Lily Aldrin February 24 at 9:24pm
What's the point?
It's hard to see one, I know. I'm having trouble seeing it. But I suppose the only thing you can take from this is that you once knew what it was like to love, and to be loved in return. So many people never know that, and I believe it makes you a better person.
But sometimes it's hard to see love for what it is, to realize what a gift it is. Sometimes you throw it away, sometimes it slips away without anyone noticing. Sometimes you do just turn around one day and it's gone. Sometimes it's killed, and it's not until you see the blood on your hands that you realize what you've done.
It's not Robin's fault. It's not your fault. That's just the nature of the beast.
But you have your memories. Not nostalgia, not fantasies. What you and Robin had, what was real. No one will be able to take that away from you.
Maybe there is no point. Maybe you'll never fall in love again. Maybe it was all for nothing. But I think that love is an end in itself. It has meaning. And you had that.
Barney Stinson February 25 at 11:54am
Okay, I'm gonna stop you there because this convo is getting way too gloomy.
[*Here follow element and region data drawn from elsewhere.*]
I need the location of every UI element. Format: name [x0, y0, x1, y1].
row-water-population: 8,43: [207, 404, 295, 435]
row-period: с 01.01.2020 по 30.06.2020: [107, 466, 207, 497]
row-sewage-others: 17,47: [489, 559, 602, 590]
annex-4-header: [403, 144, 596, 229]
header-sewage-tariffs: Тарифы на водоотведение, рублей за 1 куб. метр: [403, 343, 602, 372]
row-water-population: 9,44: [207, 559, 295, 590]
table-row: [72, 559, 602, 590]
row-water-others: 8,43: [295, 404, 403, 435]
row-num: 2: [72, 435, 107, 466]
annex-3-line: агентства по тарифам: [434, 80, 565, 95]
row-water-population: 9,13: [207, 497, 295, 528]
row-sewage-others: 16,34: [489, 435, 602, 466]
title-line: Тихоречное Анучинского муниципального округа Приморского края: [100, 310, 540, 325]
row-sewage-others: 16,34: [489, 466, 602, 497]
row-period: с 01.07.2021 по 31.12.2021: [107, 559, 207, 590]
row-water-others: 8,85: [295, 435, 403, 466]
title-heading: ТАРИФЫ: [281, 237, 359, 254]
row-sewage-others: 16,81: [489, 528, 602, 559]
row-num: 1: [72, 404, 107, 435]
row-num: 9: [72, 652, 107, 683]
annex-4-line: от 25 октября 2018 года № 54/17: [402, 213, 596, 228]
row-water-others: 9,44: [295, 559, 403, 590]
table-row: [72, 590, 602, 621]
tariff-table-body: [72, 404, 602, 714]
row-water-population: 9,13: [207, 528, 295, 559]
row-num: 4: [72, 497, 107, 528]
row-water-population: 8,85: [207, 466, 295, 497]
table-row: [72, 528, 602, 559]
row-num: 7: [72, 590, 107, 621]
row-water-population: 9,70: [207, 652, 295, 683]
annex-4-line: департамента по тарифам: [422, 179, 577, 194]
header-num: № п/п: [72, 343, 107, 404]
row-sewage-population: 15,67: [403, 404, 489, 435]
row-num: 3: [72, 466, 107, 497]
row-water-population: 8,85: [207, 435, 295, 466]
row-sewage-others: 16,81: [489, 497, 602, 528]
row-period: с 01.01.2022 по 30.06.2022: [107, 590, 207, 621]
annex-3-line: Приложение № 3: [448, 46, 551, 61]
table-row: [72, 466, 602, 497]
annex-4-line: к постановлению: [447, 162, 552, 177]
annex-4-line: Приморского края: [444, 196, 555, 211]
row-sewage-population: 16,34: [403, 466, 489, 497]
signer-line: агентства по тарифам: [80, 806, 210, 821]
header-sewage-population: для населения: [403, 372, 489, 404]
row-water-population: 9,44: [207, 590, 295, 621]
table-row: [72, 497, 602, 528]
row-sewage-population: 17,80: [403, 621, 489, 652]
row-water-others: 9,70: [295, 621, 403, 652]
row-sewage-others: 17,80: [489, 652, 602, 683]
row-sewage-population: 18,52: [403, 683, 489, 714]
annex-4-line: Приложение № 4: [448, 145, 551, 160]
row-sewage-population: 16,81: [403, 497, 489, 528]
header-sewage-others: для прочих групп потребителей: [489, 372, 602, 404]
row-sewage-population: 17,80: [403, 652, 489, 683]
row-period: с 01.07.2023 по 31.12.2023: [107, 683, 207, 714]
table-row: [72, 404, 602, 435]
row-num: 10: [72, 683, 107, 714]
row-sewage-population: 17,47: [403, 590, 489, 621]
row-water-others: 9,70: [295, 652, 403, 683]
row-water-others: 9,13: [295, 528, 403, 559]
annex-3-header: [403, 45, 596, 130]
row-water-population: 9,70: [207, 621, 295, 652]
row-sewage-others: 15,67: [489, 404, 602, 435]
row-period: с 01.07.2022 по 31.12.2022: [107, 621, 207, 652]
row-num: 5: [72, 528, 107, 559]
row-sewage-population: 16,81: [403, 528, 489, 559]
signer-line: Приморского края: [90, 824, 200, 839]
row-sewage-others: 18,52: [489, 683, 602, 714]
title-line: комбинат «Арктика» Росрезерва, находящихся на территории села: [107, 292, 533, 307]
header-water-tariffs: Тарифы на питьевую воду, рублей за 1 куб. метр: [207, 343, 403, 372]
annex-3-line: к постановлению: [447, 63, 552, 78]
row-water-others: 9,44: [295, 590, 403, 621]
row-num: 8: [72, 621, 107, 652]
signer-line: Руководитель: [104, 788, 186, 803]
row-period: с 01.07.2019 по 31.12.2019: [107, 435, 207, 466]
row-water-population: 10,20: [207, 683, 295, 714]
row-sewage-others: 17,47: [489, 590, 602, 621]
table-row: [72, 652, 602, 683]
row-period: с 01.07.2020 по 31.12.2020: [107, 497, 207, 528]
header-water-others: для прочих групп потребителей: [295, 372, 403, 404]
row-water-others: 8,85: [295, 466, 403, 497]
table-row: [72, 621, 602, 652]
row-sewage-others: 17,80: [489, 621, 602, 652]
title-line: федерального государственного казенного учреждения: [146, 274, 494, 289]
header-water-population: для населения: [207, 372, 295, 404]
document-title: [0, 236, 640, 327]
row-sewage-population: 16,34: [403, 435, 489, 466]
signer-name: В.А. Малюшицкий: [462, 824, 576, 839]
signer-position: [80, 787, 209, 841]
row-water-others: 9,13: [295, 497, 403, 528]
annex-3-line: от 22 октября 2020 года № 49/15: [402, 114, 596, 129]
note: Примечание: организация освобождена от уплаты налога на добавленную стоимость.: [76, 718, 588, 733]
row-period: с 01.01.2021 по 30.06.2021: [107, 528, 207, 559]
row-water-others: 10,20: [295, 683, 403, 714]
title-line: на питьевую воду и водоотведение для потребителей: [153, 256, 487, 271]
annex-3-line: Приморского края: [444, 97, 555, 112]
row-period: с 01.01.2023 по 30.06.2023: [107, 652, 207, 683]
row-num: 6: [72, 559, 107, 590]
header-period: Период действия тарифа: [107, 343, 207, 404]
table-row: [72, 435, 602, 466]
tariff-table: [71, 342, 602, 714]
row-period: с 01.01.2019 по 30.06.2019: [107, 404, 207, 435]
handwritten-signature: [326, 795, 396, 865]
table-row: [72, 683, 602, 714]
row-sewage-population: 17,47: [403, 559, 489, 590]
In the end, there's just no point in agonizing about this. It's like you said - things just end sometimes. It just happens. And I'm in pain, I've admitted it. Picking at the scar isn't going to make it heal any faster.
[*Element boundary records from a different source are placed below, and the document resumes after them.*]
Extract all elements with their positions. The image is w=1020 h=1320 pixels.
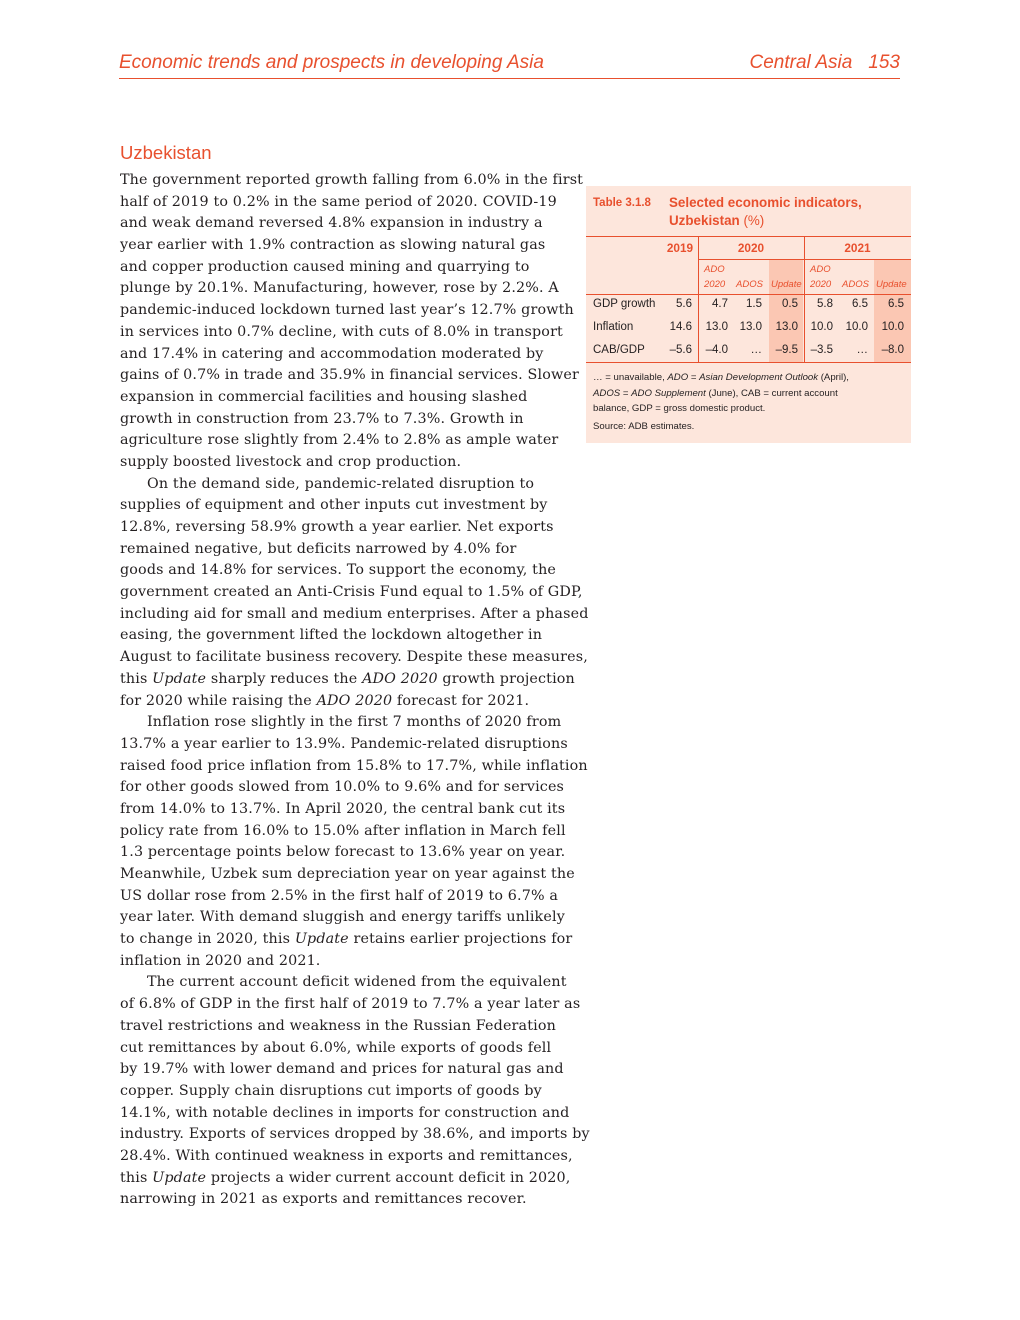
table-cell: –4.0 xyxy=(705,344,728,356)
sub-update-2020: Update xyxy=(771,279,802,290)
body-line: this Update sharply reduces the ADO 2020 growth projection xyxy=(120,670,575,687)
body-line: remained negative, but deficits narrowed by 4.0% for xyxy=(120,540,517,557)
body-line: copper. Supply chain disruptions cut imports of goods by xyxy=(120,1082,542,1099)
body-line: including aid for small and medium enterprises. After a phased xyxy=(120,605,589,622)
section-title: Uzbekistan xyxy=(120,142,212,163)
table-cell: 1.5 xyxy=(746,298,762,310)
body-line: Inflation rose slightly in the first 7 months of 2020 from xyxy=(147,714,562,731)
table-cell: … xyxy=(750,344,762,356)
year-2020: 2020 xyxy=(737,241,765,255)
body-line: year later. With demand sluggish and energy tariffs unlikely xyxy=(120,909,565,926)
header-chapter-title: Economic trends and prospects in developing Asia xyxy=(119,52,544,73)
body-line: cut remittances by about 6.0%, while exports of goods fell xyxy=(120,1039,552,1056)
table-cell: 10.0 xyxy=(810,321,833,333)
table-title-label: Selected economic indicators, Uzbekistan xyxy=(669,195,862,228)
table-title-text xyxy=(669,194,899,230)
table-title-unit: (%) xyxy=(743,213,765,228)
header-section-name: Central Asia xyxy=(749,52,853,73)
body-line: supply boosted livestock and crop production. xyxy=(120,453,462,470)
table-box xyxy=(586,186,911,443)
table-row-label: Inflation xyxy=(593,321,634,333)
table-row-label: CAB/GDP xyxy=(593,344,645,356)
header-bottom-rule xyxy=(586,294,911,295)
body-line: for other goods slowed from 10.0% to 9.6% and for services xyxy=(120,779,565,796)
body-line: agriculture rose slightly from 2.4% to 2.8% as ample water xyxy=(120,432,559,449)
table-cell: 0.5 xyxy=(782,298,798,310)
table-cell: 5.8 xyxy=(817,298,833,310)
body-text xyxy=(120,170,590,1211)
table-cell: 4.7 xyxy=(712,298,728,310)
table-cell: –3.5 xyxy=(810,344,833,356)
sub-ados-2020: ADOS xyxy=(736,279,763,290)
table-cell: 10.0 xyxy=(845,321,868,333)
body-line: by 19.7% with lower demand and prices for natural gas and xyxy=(120,1061,564,1078)
sub-ado-2020: ADO 2020 xyxy=(704,264,726,290)
table-cell: –5.6 xyxy=(669,344,692,356)
body-line: half of 2019 to 0.2% in the same period of 2020. COVID-19 xyxy=(120,193,557,210)
body-line: policy rate from 16.0% to 15.0% after inflation in March fell xyxy=(120,822,566,839)
body-line: 28.4%. With continued weakness in exports and remittances, xyxy=(120,1147,573,1164)
body-line: narrowing in 2021 as exports and remittances recover. xyxy=(120,1191,527,1208)
body-line: inflation in 2020 and 2021. xyxy=(120,952,321,969)
body-line: plunge by 20.1%. Manufacturing, however, rose by 2.2%. A xyxy=(120,280,559,297)
table-cell: 6.5 xyxy=(852,298,868,310)
table-bottom-rule xyxy=(586,362,911,363)
header-section xyxy=(750,52,901,74)
body-line: 14.1%, with notable declines in imports for construction and xyxy=(120,1104,570,1121)
body-line: from 14.0% to 13.7%. In April 2020, the central bank cut its xyxy=(120,800,566,817)
body-line: US dollar rose from 2.5% in the first half of 2019 to 6.7% a xyxy=(120,887,559,904)
running-header xyxy=(119,50,900,79)
body-line: and 17.4% in catering and accommodation moderated by xyxy=(120,345,544,362)
body-line: The government reported growth falling from 6.0% in the first xyxy=(120,172,584,188)
body-line: goods and 14.8% for services. To support the economy, the xyxy=(120,562,557,579)
table-note: … = unavailable, ADO = Asian Development Outlook (April), ADOS = ADO Supplement (June), CAB = current account balance, GDP = gross domestic product. xyxy=(593,372,849,414)
body-line: travel restrictions and weakness in the Russian Federation xyxy=(120,1017,556,1034)
body-line: in services into 0.7% decline, with cuts of 8.0% in transport xyxy=(120,323,563,340)
body-line: Meanwhile, Uzbek sum depreciation year on year against the xyxy=(120,866,575,882)
body-line: this Update projects a wider current account deficit in 2020, xyxy=(120,1169,571,1186)
body-line: and weak demand reversed 4.8% expansion in industry a xyxy=(120,215,543,232)
page-number: 153 xyxy=(868,52,900,73)
body-line: 13.7% a year earlier to 13.9%. Pandemic-related disruptions xyxy=(120,735,568,752)
body-line: industry. Exports of services dropped by 38.6%, and imports by xyxy=(120,1126,590,1143)
body-line: year earlier with 1.9% contraction as slowing natural gas xyxy=(120,237,546,254)
body-line: to change in 2020, this Update retains earlier projections for xyxy=(120,931,573,948)
table-row-label: GDP growth xyxy=(593,298,656,310)
body-line: supplies of equipment and other inputs cut investment by xyxy=(120,497,548,514)
table-cell: 13.0 xyxy=(739,321,762,333)
body-line: 12.8%, reversing 58.9% growth a year earlier. Net exports xyxy=(120,519,554,535)
table-cell: 14.6 xyxy=(669,321,692,333)
table-number: Table 3.1.8 xyxy=(593,197,651,209)
body-line: growth in construction from 23.7% to 7.3%. Growth in xyxy=(120,410,524,427)
table-cell: … xyxy=(856,344,868,356)
body-line: pandemic-induced lockdown turned last year’s 12.7% growth xyxy=(120,302,574,319)
body-line: easing, the government lifted the lockdown altogether in xyxy=(120,627,543,644)
table-cell: 10.0 xyxy=(881,321,904,333)
body-line: On the demand side, pandemic-related disruption to xyxy=(147,475,535,492)
table-top-rule xyxy=(586,236,911,237)
body-line: The current account deficit widened from the equivalent xyxy=(147,974,567,991)
year-2019: 2019 xyxy=(666,241,694,255)
body-line: gains of 0.7% in trade and 35.9% in financial services. Slower xyxy=(120,367,579,384)
body-line: for 2020 while raising the ADO 2020 forecast for 2021. xyxy=(120,692,530,709)
table-source: Source: ADB estimates. xyxy=(593,421,695,432)
table-cell: 5.6 xyxy=(676,298,692,310)
sub-update-2021: Update xyxy=(876,279,907,290)
body-line: 1.3 percentage points below forecast to 13.6% year on year. xyxy=(120,844,566,861)
sub-ado-2021: ADO 2020 xyxy=(810,264,832,290)
table-cell: –8.0 xyxy=(881,344,904,356)
table-cell: –9.5 xyxy=(775,344,798,356)
body-line: expansion in commercial facilities and housing slashed xyxy=(120,388,528,405)
body-line: government created an Anti-Crisis Fund equal to 1.5% of GDP, xyxy=(120,584,583,601)
table-cell: 6.5 xyxy=(888,298,904,310)
table-cell: 13.0 xyxy=(775,321,798,333)
body-line: of 6.8% of GDP in the first half of 2019 to 7.7% a year later as xyxy=(120,996,581,1013)
body-line: August to facilitate business recovery. Despite these measures, xyxy=(120,649,588,666)
body-line: raised food price inflation from 15.8% to 17.7%, while inflation xyxy=(120,757,588,774)
table-cell: 13.0 xyxy=(705,321,728,333)
sub-ados-2021: ADOS xyxy=(842,279,869,290)
body-line: and copper production caused mining and quarrying to xyxy=(120,258,530,275)
year-2021: 2021 xyxy=(844,241,871,255)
(speaking of... when Robin invited herself to me and Ted's Laser Tag thing on Facebook today... yes, that felt really weird. But I'm not gonna jump down her throat)
I'm not saying I haven't learned anything from being with Robin. But I'm not sure how to talk to a woman without at least trying to hit on her. And bimbos be the path of least resistance, brah. I guess all my plays are way to sleazy for smart girls to take me seriously.
B.
Lily Aldrin February 25 at 8:04pm
Maybe you could just try being yourself?
Barney Stinson February 25 at 8:10pm
And exactly how do I do that?
Lily Aldrin February 25 at 8:13pm
Um... just be yourself?
There's not exactly much to the concept other than that.
Barney Stinson February 25 at 8:15pm
Hehehe. That's funny.
But seriously. How does that work?
Lily Aldrin February 26 at 8:54am
You just treat them like you don't want anything out of them, other than to spend time with them. Like how you treat me (only you might want to cut down on the boob comments). See how it goes.
Barney Stinson February 26 at 8:58am
See this is where Scherbatsky drove me crazy during our dating thing. I /always/ want something out of a chick! Why would I be with her if I wasn't interested in eventually nailing her? I always have an agenda. All guys always have an agenda. And you think chicks don't know that? I bet it's what keeps them interested in talking to guys.
I don't need another lady Bro, Lil. I've already got plenty of lady friends that I can't have sex with for various reasons. Don't want any more.
To be honest, I don't even know what I do want.